Pada hari Minggu, koordinator kemanusiaan PBB di Haiti, Ulrika Richardson, mengatakan pertempuran antara geng yang bersaing di lingkungan Port-au-Prince di Cite Soleil telah menyebabkan hampir 70 orang tewas antara 14 dan 19 April.
“Penduduk merasa terkepung. Mereka tidak bisa lagi meninggalkan rumah karena takut akan kekerasan senjata dan teror geng,” kata Richardson.
Juga minggu ini, penduduk Port-au-Prince menghukum mati anggota geng yang dicurigai dan membakar tubuh mereka di bagian lain ibu kota. Gambar yang dibagikan secara online dan oleh kantor berita menunjukkan kerumunan orang berdiri di dekat tumpukan sisa-sisa manusia yang terbakar di jalan.
Dalam pernyataan singkat yang dibagikan di Facebook pada hari Senin, Polisi Nasional Haiti mengatakan petugas telah menyita senjata dari “orang-orang bersenjata” yang bepergian dengan minibus di Canape Vert.

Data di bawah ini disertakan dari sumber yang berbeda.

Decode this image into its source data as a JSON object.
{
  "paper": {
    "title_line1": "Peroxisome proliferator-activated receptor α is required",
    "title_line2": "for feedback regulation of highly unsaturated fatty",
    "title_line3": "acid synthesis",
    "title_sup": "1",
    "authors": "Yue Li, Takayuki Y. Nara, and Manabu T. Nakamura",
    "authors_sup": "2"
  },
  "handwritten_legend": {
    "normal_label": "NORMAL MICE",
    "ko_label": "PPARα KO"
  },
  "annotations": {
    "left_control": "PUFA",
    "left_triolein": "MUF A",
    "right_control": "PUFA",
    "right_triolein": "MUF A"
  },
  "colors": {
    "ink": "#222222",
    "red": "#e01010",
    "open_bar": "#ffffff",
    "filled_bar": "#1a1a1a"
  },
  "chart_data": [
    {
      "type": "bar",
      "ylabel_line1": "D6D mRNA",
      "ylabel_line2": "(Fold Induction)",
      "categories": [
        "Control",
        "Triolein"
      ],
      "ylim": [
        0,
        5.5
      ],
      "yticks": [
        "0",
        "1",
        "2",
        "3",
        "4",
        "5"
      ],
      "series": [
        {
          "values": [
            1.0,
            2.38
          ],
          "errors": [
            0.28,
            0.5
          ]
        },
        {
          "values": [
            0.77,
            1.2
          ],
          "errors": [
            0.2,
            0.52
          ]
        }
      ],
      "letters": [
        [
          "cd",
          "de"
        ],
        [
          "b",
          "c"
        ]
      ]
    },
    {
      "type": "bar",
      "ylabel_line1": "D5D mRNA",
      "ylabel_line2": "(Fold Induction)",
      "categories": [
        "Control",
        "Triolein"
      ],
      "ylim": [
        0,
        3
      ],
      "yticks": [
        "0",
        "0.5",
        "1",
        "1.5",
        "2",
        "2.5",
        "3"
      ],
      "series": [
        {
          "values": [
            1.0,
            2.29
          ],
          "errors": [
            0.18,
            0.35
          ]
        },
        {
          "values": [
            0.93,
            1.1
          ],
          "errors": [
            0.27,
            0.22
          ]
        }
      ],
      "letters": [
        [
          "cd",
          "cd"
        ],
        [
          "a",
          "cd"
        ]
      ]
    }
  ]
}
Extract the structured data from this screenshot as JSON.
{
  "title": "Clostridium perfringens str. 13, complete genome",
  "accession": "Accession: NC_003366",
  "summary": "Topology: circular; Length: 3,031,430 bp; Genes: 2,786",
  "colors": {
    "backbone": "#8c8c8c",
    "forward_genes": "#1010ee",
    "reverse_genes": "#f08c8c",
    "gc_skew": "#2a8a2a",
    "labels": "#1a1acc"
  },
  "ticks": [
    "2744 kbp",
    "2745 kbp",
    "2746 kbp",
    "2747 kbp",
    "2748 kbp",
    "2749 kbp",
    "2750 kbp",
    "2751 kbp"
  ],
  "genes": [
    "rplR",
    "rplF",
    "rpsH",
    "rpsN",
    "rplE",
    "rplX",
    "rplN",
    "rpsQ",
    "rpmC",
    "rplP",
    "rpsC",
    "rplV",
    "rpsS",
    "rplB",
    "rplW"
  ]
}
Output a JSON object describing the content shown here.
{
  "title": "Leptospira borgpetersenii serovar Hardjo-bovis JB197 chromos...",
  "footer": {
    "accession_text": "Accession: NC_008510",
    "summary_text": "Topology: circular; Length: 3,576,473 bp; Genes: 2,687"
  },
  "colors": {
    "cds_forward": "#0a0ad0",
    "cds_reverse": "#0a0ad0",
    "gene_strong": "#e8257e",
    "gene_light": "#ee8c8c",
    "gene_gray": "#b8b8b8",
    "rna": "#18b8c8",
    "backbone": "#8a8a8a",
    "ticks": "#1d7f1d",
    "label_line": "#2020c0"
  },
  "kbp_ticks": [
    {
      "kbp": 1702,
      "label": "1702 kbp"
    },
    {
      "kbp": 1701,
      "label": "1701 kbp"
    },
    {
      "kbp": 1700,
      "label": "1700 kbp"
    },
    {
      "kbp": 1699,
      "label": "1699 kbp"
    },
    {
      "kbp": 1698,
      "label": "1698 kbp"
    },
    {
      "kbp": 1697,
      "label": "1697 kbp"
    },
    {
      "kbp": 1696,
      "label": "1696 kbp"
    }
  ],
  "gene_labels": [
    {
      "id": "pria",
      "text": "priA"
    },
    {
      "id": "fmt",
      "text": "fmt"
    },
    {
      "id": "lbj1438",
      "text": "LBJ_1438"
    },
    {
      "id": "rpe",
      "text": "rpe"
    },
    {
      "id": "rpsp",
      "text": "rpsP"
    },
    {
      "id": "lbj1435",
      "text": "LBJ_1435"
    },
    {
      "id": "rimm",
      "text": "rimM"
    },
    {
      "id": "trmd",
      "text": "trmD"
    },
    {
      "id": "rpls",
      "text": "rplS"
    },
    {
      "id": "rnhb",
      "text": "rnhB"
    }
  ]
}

“Selain itu, lebih dari selusin orang yang bepergian dengan kendaraan ini sayangnya digantung oleh anggota masyarakat,” kata kepolisian.
Pada hari Rabu, Salvador mengatakan HNP “sangat kekurangan staf dan tidak siap” untuk mengatasi kekerasan, dan “kematian, pemecatan, dan peningkatan pengunduran diri” di antara para petugas telah memperburuk kekurangan ini.
“Kebutuhan akan dukungan internasional yang mendesak kepada polisi untuk mengatasi situasi keamanan yang memburuk dengan cepat tidak dapat ditekankan secara berlebihan,” katanya.
Oktober lalu, Henry meminta masyarakat internasional untuk membantu membentuk “pasukan bersenjata khusus” untuk memadamkan kekerasan di Haiti, sebuah permintaan yang mendapat dukungan dari PBB dan Amerika Serikat.
“Solusi untuk krisis harus dimiliki dan dipimpin oleh rakyat Haiti, tetapi skala masalahnya sedemikian rupa sehingga membutuhkan tanggapan dan dukungan segera dari masyarakat internasional,” kata Guterres dalam sebuah laporan (PDF) bulan ini, menegaskan kembali dukungannya. untuk angkatan bersenjata.
Sekretaris Jenderal PBB juga memperingatkan bahwa ketidakamanan di Port-au-Prince telah “mencapai tingkat yang sebanding dengan negara-negara dalam konflik bersenjata”.
Tetapi banyak pemimpin masyarakat sipil Haiti menolak prospek intervensi internasional, dengan mengatakan bahwa sejarah telah menunjukkan bahwa pasukan asing membawa “lebih banyak masalah daripada solusi”.
Sementara itu, upaya untuk membentuk angkatan bersenjata internasional terhenti, dengan tidak ada negara yang setuju untuk memimpin misi semacam itu.
Sebaliknya, AS dan beberapa sekutunya, terutama Kanada, telah berfokus pada penyediaan peralatan dan pelatihan untuk Polisi Nasional Haiti dan memberikan sanksi kepada individu yang dituduh memungkinkan dan mengambil keuntungan dari ketidakstabilan tersebut.